Crocs (NASDAQ:CROX), AMC Entertainment (NYSE:AMC), and Upstart (NASDAQ:UPST) have more than doubled in value through the first nine months of 2021. Let’s see why they have what it takes to possibly repeat the feat in the fourth quarter.
Table of Contents
Remember those bright rubbery shoes with holes in them? They’re back in a big way. Crocs sales are booming since the pandemic began, and the stock is following suit with a 129% increase through the first nine months of 2021.
The comfortable resin shoes were already making a comeback before the COVID-19 crisis with double-digit revenue growth in 2019 before repeating the feat in 2020. Momentum is what’s really taking Crocs to a higher level in 2021.
The year began with the footwear maker projecting 20%-to-25% top-line growth for the entire year back in February. Guidance was bumped higher — to between 40% and 50% growth — the following quarter. It happened again this summer, with Crocs now targeting a 60%-to-65% surge in revenue for all of 2021. What do you think will happen if those targets get pushed even higher when it reports third-quarter results later this month?
Despite a stock that has popped nearly sixfold since the start of 2019, Crocs is reasonably priced given its accelerating growth. It’s trading at 21 times this year’s earnings and just 17 times next year’s target. There’s clearly room to increase those multiples, and Wall Street’s finally as comfortable with Crocs as an investment as its customers are in its shoes.
2. AMC Entertainment
You may be surprised to find the country’s leading multiplex operator on this list, but plot twists are what make movies so good.
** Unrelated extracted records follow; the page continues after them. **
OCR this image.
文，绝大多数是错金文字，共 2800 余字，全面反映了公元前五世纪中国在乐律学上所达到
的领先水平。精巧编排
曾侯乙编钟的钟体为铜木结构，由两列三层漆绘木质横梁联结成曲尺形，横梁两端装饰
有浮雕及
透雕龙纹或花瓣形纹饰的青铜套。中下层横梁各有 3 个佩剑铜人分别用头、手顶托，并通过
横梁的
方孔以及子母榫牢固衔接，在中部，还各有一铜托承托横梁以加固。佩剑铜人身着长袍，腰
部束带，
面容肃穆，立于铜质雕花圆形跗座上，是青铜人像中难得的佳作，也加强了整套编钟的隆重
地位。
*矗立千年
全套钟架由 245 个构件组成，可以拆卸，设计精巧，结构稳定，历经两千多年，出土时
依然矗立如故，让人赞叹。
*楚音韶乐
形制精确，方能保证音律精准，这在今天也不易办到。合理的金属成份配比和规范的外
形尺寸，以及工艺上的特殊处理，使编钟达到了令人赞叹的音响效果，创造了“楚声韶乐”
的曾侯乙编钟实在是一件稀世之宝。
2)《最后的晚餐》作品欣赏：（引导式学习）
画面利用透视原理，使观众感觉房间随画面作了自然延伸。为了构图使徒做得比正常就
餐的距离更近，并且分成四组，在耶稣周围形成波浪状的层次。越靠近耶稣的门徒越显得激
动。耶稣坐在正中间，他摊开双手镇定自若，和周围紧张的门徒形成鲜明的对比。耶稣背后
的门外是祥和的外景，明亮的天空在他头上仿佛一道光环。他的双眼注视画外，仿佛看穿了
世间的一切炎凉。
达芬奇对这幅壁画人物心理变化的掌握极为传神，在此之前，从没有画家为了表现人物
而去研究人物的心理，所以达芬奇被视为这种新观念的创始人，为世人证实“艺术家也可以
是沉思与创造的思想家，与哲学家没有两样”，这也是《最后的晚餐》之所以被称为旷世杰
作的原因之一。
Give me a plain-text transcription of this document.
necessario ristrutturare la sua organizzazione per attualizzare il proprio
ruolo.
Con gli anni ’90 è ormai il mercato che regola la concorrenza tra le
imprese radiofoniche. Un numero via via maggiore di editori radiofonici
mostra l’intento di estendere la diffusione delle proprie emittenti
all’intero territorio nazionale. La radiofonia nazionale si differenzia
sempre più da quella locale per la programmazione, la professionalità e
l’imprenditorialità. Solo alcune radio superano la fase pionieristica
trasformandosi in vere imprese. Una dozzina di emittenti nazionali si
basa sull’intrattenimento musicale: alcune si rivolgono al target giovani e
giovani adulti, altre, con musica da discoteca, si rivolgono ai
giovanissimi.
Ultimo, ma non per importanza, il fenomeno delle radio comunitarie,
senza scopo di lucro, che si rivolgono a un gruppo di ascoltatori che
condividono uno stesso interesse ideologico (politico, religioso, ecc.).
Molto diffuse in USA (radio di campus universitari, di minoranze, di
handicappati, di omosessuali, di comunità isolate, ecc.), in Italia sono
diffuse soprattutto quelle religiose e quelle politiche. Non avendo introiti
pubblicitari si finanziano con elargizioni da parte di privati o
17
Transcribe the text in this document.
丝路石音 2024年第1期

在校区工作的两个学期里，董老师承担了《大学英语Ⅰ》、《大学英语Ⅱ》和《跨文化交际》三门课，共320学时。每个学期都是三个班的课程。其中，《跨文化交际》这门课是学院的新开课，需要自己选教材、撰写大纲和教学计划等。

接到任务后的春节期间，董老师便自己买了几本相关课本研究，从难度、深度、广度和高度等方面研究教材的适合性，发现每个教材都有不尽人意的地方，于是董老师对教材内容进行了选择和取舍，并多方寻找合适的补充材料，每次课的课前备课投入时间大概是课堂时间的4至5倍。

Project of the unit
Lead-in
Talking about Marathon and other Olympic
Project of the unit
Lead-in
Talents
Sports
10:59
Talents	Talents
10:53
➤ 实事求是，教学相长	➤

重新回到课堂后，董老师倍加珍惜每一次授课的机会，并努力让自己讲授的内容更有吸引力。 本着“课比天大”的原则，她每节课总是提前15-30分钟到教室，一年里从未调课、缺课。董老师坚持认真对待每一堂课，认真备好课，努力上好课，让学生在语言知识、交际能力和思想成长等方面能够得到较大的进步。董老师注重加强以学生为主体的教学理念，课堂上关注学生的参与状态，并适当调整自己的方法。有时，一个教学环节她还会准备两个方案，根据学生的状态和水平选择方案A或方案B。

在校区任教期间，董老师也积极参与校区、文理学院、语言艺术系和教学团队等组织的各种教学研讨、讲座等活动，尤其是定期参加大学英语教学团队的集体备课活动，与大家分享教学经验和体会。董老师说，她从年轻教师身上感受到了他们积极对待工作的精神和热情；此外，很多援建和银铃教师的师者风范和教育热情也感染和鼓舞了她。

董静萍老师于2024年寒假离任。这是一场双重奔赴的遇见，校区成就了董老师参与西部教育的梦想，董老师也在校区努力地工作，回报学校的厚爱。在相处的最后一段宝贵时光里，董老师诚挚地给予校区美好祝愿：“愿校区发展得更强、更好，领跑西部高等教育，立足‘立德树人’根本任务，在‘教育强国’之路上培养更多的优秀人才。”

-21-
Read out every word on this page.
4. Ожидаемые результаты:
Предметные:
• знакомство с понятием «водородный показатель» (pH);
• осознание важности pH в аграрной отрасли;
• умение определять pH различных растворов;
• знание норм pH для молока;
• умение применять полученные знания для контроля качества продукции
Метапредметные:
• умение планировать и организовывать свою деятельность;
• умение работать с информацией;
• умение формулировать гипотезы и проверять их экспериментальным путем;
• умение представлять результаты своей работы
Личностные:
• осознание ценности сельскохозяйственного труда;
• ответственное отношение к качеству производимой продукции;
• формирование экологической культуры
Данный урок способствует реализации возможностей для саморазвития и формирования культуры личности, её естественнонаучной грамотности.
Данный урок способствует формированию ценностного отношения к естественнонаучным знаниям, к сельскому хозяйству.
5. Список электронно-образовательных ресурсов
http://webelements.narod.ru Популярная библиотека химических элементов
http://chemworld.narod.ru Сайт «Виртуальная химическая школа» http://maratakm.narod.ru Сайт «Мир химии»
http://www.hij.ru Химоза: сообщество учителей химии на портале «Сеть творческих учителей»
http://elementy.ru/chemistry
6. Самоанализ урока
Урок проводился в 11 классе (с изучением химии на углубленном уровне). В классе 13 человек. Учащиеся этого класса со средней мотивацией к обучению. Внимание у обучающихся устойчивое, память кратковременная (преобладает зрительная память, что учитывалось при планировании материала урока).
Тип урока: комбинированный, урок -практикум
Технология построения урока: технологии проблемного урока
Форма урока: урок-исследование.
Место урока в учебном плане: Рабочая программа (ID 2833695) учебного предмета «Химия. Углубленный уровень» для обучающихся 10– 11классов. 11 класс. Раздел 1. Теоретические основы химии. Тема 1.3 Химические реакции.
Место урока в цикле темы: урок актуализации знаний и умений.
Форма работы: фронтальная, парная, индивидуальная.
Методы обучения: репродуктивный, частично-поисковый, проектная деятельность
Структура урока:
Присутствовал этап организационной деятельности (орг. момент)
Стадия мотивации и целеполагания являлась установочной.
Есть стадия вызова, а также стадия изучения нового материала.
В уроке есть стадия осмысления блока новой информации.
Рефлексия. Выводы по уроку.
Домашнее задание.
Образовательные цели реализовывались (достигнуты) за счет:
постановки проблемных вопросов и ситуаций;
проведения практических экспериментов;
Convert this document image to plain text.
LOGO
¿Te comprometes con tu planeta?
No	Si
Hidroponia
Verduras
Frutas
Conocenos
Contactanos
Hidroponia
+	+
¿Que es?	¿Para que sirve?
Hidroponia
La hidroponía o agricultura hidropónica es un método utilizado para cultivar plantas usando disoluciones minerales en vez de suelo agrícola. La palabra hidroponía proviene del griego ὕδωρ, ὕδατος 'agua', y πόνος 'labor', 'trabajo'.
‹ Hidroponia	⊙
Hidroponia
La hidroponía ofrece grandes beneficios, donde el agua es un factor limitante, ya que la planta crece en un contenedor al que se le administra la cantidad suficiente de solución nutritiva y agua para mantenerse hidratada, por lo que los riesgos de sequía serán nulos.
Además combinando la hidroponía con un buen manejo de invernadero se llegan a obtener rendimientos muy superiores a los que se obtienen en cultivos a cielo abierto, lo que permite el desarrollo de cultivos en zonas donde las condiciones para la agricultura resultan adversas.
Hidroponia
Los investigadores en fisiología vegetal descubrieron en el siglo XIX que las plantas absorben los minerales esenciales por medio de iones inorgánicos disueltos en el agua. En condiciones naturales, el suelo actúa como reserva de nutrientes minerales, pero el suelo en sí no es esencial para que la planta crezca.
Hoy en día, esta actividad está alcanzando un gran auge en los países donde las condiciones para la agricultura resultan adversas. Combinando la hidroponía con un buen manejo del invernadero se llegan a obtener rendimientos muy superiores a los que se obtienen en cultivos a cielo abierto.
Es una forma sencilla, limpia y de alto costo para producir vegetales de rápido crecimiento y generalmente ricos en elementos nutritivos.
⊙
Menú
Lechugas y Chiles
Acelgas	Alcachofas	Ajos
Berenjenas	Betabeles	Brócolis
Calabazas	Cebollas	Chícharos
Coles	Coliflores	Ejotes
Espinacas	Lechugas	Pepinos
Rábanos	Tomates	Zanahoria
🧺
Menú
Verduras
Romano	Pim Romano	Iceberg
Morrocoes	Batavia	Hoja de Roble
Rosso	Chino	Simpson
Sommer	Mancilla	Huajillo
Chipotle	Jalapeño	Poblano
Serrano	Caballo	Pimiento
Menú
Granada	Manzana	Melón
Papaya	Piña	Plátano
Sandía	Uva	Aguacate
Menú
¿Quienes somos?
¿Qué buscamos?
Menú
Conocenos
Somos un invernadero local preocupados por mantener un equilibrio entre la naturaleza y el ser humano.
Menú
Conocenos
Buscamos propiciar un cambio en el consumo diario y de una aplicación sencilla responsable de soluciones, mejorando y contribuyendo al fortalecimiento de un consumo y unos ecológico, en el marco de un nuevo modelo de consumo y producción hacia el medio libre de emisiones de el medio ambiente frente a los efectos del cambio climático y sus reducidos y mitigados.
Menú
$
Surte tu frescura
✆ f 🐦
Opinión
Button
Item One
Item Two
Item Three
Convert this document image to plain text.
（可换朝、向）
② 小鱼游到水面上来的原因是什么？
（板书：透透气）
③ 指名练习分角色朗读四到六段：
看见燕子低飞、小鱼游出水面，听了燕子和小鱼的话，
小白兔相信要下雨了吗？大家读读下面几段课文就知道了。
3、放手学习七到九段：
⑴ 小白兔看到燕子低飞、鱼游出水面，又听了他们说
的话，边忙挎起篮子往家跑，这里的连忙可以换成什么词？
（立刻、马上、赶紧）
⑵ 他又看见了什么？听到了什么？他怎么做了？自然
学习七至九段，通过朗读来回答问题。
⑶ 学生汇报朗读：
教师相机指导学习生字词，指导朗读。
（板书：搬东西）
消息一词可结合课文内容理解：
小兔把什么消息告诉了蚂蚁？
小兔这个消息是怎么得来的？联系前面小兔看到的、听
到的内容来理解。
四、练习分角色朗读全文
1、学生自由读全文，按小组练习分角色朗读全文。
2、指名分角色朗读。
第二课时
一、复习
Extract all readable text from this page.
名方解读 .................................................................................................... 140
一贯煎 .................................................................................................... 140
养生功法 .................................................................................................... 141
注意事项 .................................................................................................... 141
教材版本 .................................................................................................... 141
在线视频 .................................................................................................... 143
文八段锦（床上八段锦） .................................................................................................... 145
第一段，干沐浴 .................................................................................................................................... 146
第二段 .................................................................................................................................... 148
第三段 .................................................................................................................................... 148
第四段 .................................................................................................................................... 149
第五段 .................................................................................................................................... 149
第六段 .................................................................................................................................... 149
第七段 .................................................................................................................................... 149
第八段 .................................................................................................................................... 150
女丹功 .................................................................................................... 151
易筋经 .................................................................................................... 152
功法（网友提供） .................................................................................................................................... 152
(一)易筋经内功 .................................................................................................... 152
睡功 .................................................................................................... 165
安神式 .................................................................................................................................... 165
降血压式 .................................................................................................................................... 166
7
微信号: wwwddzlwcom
It’s certainly true that AMC Entertainment has appreciated — in terms of both stock price and a fivefold explosion in shares outstanding — to the point where its valuation is out of whack relative to its peers’. If you want a pure investing play on the movie theater industry’s recovery, you will find more attractively priced stocks to scratch that itch.
However, as a meme stock and cultural phenomenon it’s hard to argue against what AMC has done to translate its popularity among retail investors into a legitimate market share grab in the recovery process. No company has seen its market cap inflate as much as AMC has this year, but this is also a stock that enters the fourth quarter with a stock price that is a little more than half of what it was when it peaked in June. In short, it would have to double from here to revisit its all-time high — but isn’t that always possible with the poster child for 2021 momentum stocks?
Fundamentally speaking, the catalysts are also there. Shang-Chi and the Legend of the Ten Rings shattered box office records over Labor Day weekend, but the initial excitement fizzled out when subsequent weekends were abysmal. However, it’s all about the pipeline. Studios pushed out September releases into October and beyond when the delta variant resulted in a spike in COVID-19 cases. We’re now seeing the highly anticipated films start to come back, starting with the new James Bond movie next weekend. The fourth quarter should be a lot stronger for the industry than the naysayers think, and if AMC stock gets back to where it was in early June — fundamentally earned this time — it will have to double from here.
I love when industries ripe for disruption get upended, and that’s what Upstart is doing with the lending industry. Upstart uses artificial intelligence and machine learning to make better calls on assessing risk profiles and creditworthiness for folks who don’t typically get approved for consumer loans.
Growth is bonkers. Revenue seemed to be decelerating sharply, with slowing growth spurts of 89%, 52%, and 27% in the last three years respectively. Now that consumers are becoming aware of Upstart as a better alternative to payday loans and other predatory lending products, business is skyrocketing. Revenue rose 90% in the first quarter, only to surge 1,018% in its latest report. And no, that’s not a typo.
With Upstart now expanding into the auto loans market, the potential for its better alternative to stodgy credit scores is just getting started. The stock has been a seven-bagger through the first three quarters of 2021, but the runway is long for this disruptive jet.
This article represents the opinion of the writer, who may disagree with the “official” recommendation position of a Motley Fool premium advisory service. We’re motley! Questioning an investing thesis — even one of our own — helps us all think critically about investing and make decisions that help us become smarter, happier, and richer.